Perfecting the prank, Ausgang's altered artifacts follow through on Duchamp's mustached Mona Lisa with the same abiding affection for the inherent beauty of the found object as motivated R. Mutt's urinal. And if the collection and exhibition of thrift store paintings by fellow Los Angeles artist Jim Shaw belongs to the purer forms of l'objet trouve tradition, Ausgang's vulgarized vandalism's are far more overt in the ambition and Duchampian conceit of their co-option and conquest. Ausgang himself will describe it as a kind of pictorial colonialism. Here, like a visual equivalent for our adaptable and continuously morphing relationship to the environment and authority of history, Ausgang hits the landscape with the vigor and fearlessness of a graffiti writer or a skateboarder's reappropriation of urban architecture. With humor to deflect the sheer force and audacity of his genre-tweaking mayhem, Ausgang brings an explicit and graphic vernacular to the polite converse of the sublime, divine,
exotic, idyllic and pastoral in painting. And as landscapes are the easiest and most common subject matter for the hobby artist, Ausgang takes particular pleasure in pissing on the pastoral, riffing on these sedate settings with pornographic flourishes, toxic pollutants and a populace of oblivious vacationers, fornicating felines, automotive atrocities, and beer guzzling hunters. Sincerity and irony flip, inversions strung between picture planes, as the original painting is made background to Ausgang's deranged dramas.
Ausgang's signature cat is the most frequent star to bum rush the bucolic, crashing scenery in center stage antics of public indecency, drunken stupor and slothful leisure. Brunt of the litter spawned by all those Krazy cats from Felix to Fritz, Ausgang's animal is a florescent stewpot of our basest desires unleashed, exaggerated with the radical distortions of Tex Avery cartoons and animated by his surrealist disjunction against the placid picturesque. Whether projectile vomiting across scenic vistas or using the lay of the land to commit suicide, this carnal cat is mere metaphor for our greater disease before nature.
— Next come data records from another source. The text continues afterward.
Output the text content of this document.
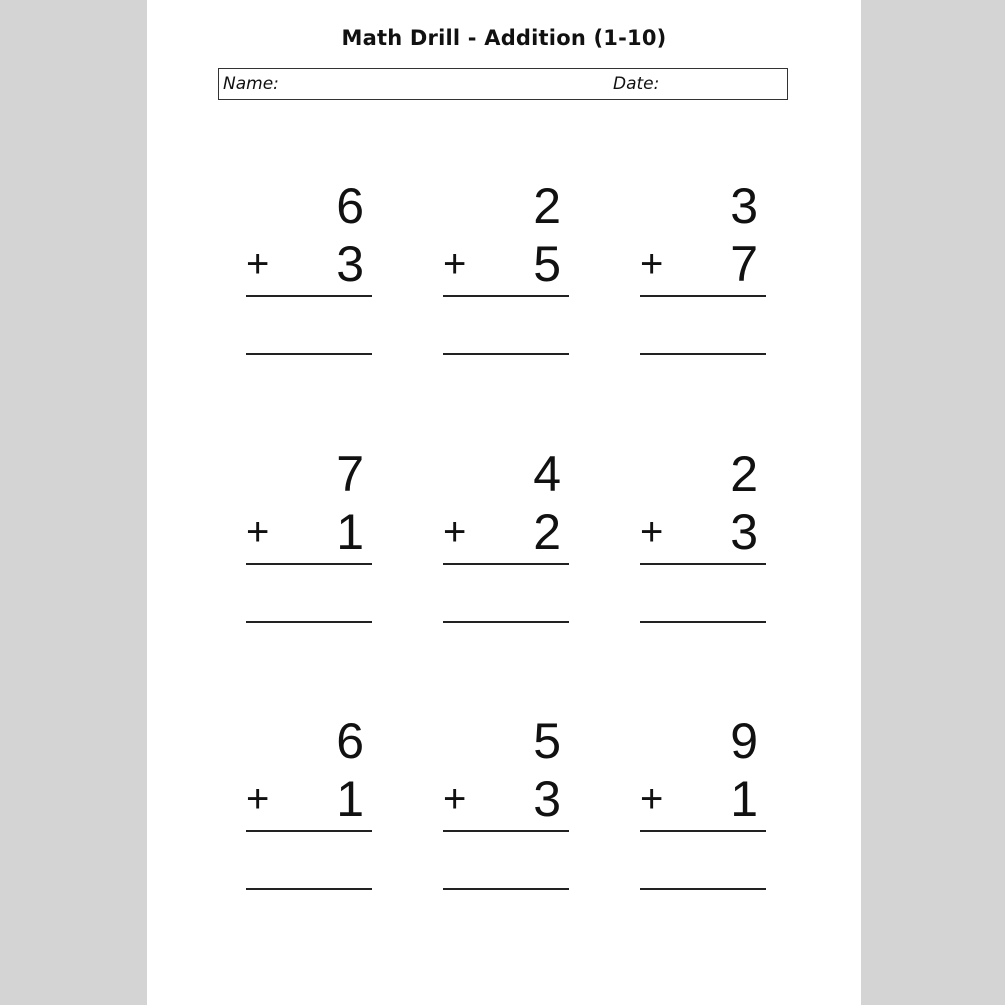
Math Drill - Addition (1-10)
Name:	Date:
6
+ 3
2
+ 5
3
+ 7
7
+ 1
4
+ 2
2
+ 3
6
+ 1
5
+ 3
9
+ 1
Mountains, woods, streams, meadows, ocean fronts and villages, where-ever Ausgang finds them all, we too will see the desperate dramas, the marching soldiers, lurking assassins, missiles, airplanes, jet skis, hot rods and myriad other pleasure craft. And as long as humanity continues to paint its gardens, Anthony Ausgang will retrieve and revamp them- not to return to Eden or any other arcadia, but to recycle them through the forgotten composts and abandoned outposts of our perpetual recreation.